Utö and Ålö

The Mill House is a short walk through the woods from the main building.
Back to Utö again. The morning doesn’t start off very well—the weather isn’t the best, the place is too crowded, the usual staff is on vacation, and a million other little things annoy us. However, we get a very cosy room in the Mill House and we go for what seems to have become our favourite activity here: Collapse in bed and wake up in time for dinner. A five-course meal later we feel a lot better.

The next morning we have breakfast outdoors and then make use of the bike tour we won last Christmas. We get a couple of sturdy bikes with balloon tires, buy us lunch in the local shop and then strike out to explore the map with secret bathing places we have been supplied with.

The sea is never far away.
In no time at all we are in a landscape which maskes me feel as if we were in a Swedish 1940s film, perforce the bike even wants to go on the left side of the road. We travel on wheel-track roads past green meadows with cows and sheep, the sun is warm without being hot (though I’ve taken the precaution of slathering myself with the usual SPF 50+) and it feels as if all the road is downhill. (We did start at sea level, but since we are moving southwards this must obviously be due to the curvature of the Earth…)

We move into the firing range at southern Utö, open to the public during the summer. The landscape is as lush as before, but every few metres are placards with dire warnings about not touching unexploded ordnance. We arrive at a military compund with a couple of armoured vehicles on exhibit outside. We crawl around a bit on them and then continue on our way.

Eventually we cross a little bridge to Ålö, separated from Utö by the narrowest of sounds. Here is our first stop, we sit on a rock, looking on the sea and eating our lunch and then we just sit there and enjoy the day.

A Södermanland forest at its most beautiful.
Then to find the next bridge back to Utö. Next to it is a little hut like a ticket window, but its actual purpose is opaque. We end up on what goes for the main road around the south of the island. It brings us to a beach, perfect for amphibious assault exercises, but now occupied by a smattering of families with children. It turns out to be mostly impossible to bike through the loose sand, we have to push the bikes along until we get up on solid ground again. We continue, soon stopping to eat wild strawberries and chat with a baby squirrel sitting by the road.

Soon we find ourselves by the centre piece of the firing range, a long rail track on which I surmise targets are pulled during exercises. A seriously shot-up skip stands by the track.

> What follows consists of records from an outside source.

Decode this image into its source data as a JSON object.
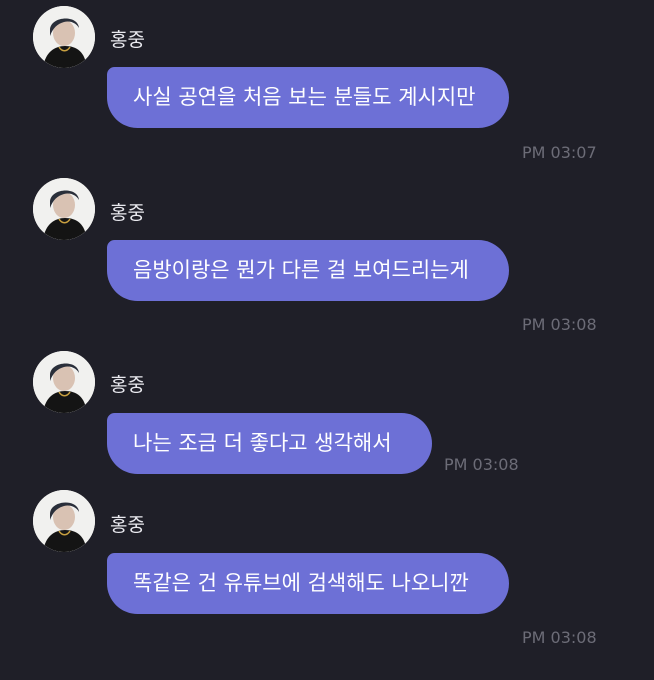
{
  "colors": {
    "background": "#1f1f28",
    "bubble": "#6d70d6",
    "bubble_text": "#ffffff",
    "sender_text": "#e8e8ee",
    "time_text": "#6c6c77"
  },
  "messages": [
    {
      "sender": "홍중",
      "avatar_icon": "profile-photo-icon",
      "text": "사실 공연을 처음 보는 분들도 계시지만",
      "time": "PM 03:07"
    },
    {
      "sender": "홍중",
      "avatar_icon": "profile-photo-icon",
      "text": "음방이랑은 뭔가 다른 걸 보여드리는게",
      "time": "PM 03:08"
    },
    {
      "sender": "홍중",
      "avatar_icon": "profile-photo-icon",
      "text": "나는 조금 더 좋다고 생각해서",
      "time": "PM 03:08"
    },
    {
      "sender": "홍중",
      "avatar_icon": "profile-photo-icon",
      "text": "똑같은 건 유튜브에 검색해도 나오니깐",
      "time": "PM 03:08"
    }
  ]
}
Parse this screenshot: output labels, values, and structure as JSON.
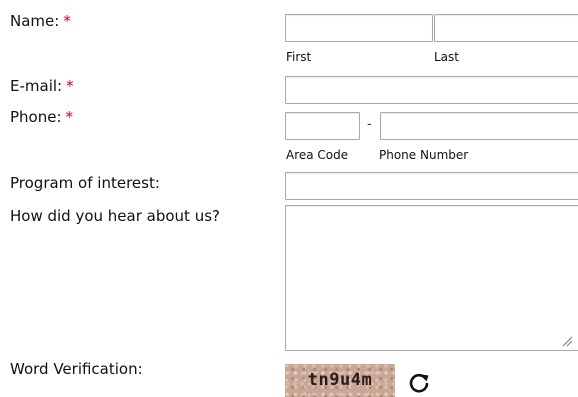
{
  "form": {
    "name": {
      "label": "Name:",
      "required_marker": "*",
      "first_value": "",
      "last_value": "",
      "first_caption": "First",
      "last_caption": "Last"
    },
    "email": {
      "label": "E-mail:",
      "required_marker": "*",
      "value": ""
    },
    "phone": {
      "label": "Phone:",
      "required_marker": "*",
      "area_value": "",
      "number_value": "",
      "separator": "-",
      "area_caption": "Area Code",
      "number_caption": "Phone Number"
    },
    "program": {
      "label": "Program of interest:",
      "value": ""
    },
    "heard": {
      "label": "How did you hear about us?",
      "value": ""
    },
    "verification": {
      "label": "Word Verification:",
      "captcha_text": "tn9u4m",
      "refresh_icon": "refresh-icon"
    }
  },
  "colors": {
    "required": "#d0021b",
    "input_border": "#a9a9a9",
    "captcha_bg": "#c9a795"
  }
}
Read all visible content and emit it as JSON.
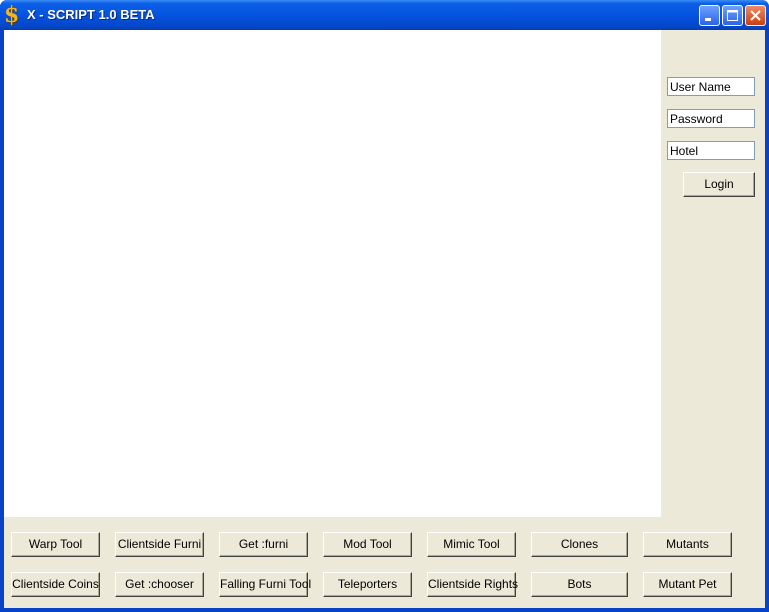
{
  "window": {
    "title": "X - SCRIPT 1.0 BETA",
    "icon": "dollar-icon",
    "controls": {
      "minimize": "minimize-icon",
      "maximize": "maximize-icon",
      "close": "close-icon"
    }
  },
  "login": {
    "username": "User Name",
    "password": "Password",
    "hotel": "Hotel",
    "login_label": "Login"
  },
  "tools": {
    "row1": [
      "Warp Tool",
      "Clientside Furni",
      "Get :furni",
      "Mod Tool",
      "Mimic Tool",
      "Clones",
      "Mutants"
    ],
    "row2": [
      "Clientside Coins",
      "Get :chooser",
      "Falling Furni Tool",
      "Teleporters",
      "Clientside Rights",
      "Bots",
      "Mutant Pet"
    ]
  },
  "colors": {
    "titlebar": "#0553e0",
    "window_bg": "#ece9d8",
    "close_button": "#c8400e",
    "app_icon": "#f2b51c"
  }
}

Faithfully guarding the ramparts.
We aim for our final target, a cave by the shore. We have to leave the bikes by the road and follow a foot path through the forest for a bit. To Honeybuns’ disappointment, the caves are in fact little more than deep crevices, but the cliff landscape is fantastic and I suddenly find a dilapidated bunker hidden in a ravine. We jump around on the cliffs for a while, but now, how should we get back to the bikes? Probably best to just cut straight throught the forest. Of course, since this is a military area, the forest has never been logged and does not take lightly to our efforts to pass. Finally we sight the road and stumble up on it. Time for tick inspection. No nasty critters seem to have attached themselves to us. Honeybuns is relieved. I am even more relieved that we didn’t accidentally step on an old landmine or something, belatedly having realised what a stupid idea it was to go off-road.

Now it is time to return to the harbour and get home. Rather tired by now, we pedal along sedately when I see something brownish moving out of the corner of my eye. Another squirrel, no, a dog, no, AN ELK! The elk jumps up on the road behind me and I, flustered, pedal away as fast as I can, wishing I had a ten-speed. Luckily the elk drops the chase after just a few steps and returns in among the trees without showing much interest in Honeybuns, so she soon rejoins me. We return along the side of the shooting range and while we have seen very few people all day, now returning bikers appear on all tributary roads, heading for the harbour. Soon we are a convoy, heading north.

Luckily the Earth has revolved enough that it’s still mostly downhill, because by now we are really tired. We return the bikes and sit down for a breather. We have dinner in the restaurant on the main street and then get on the boat.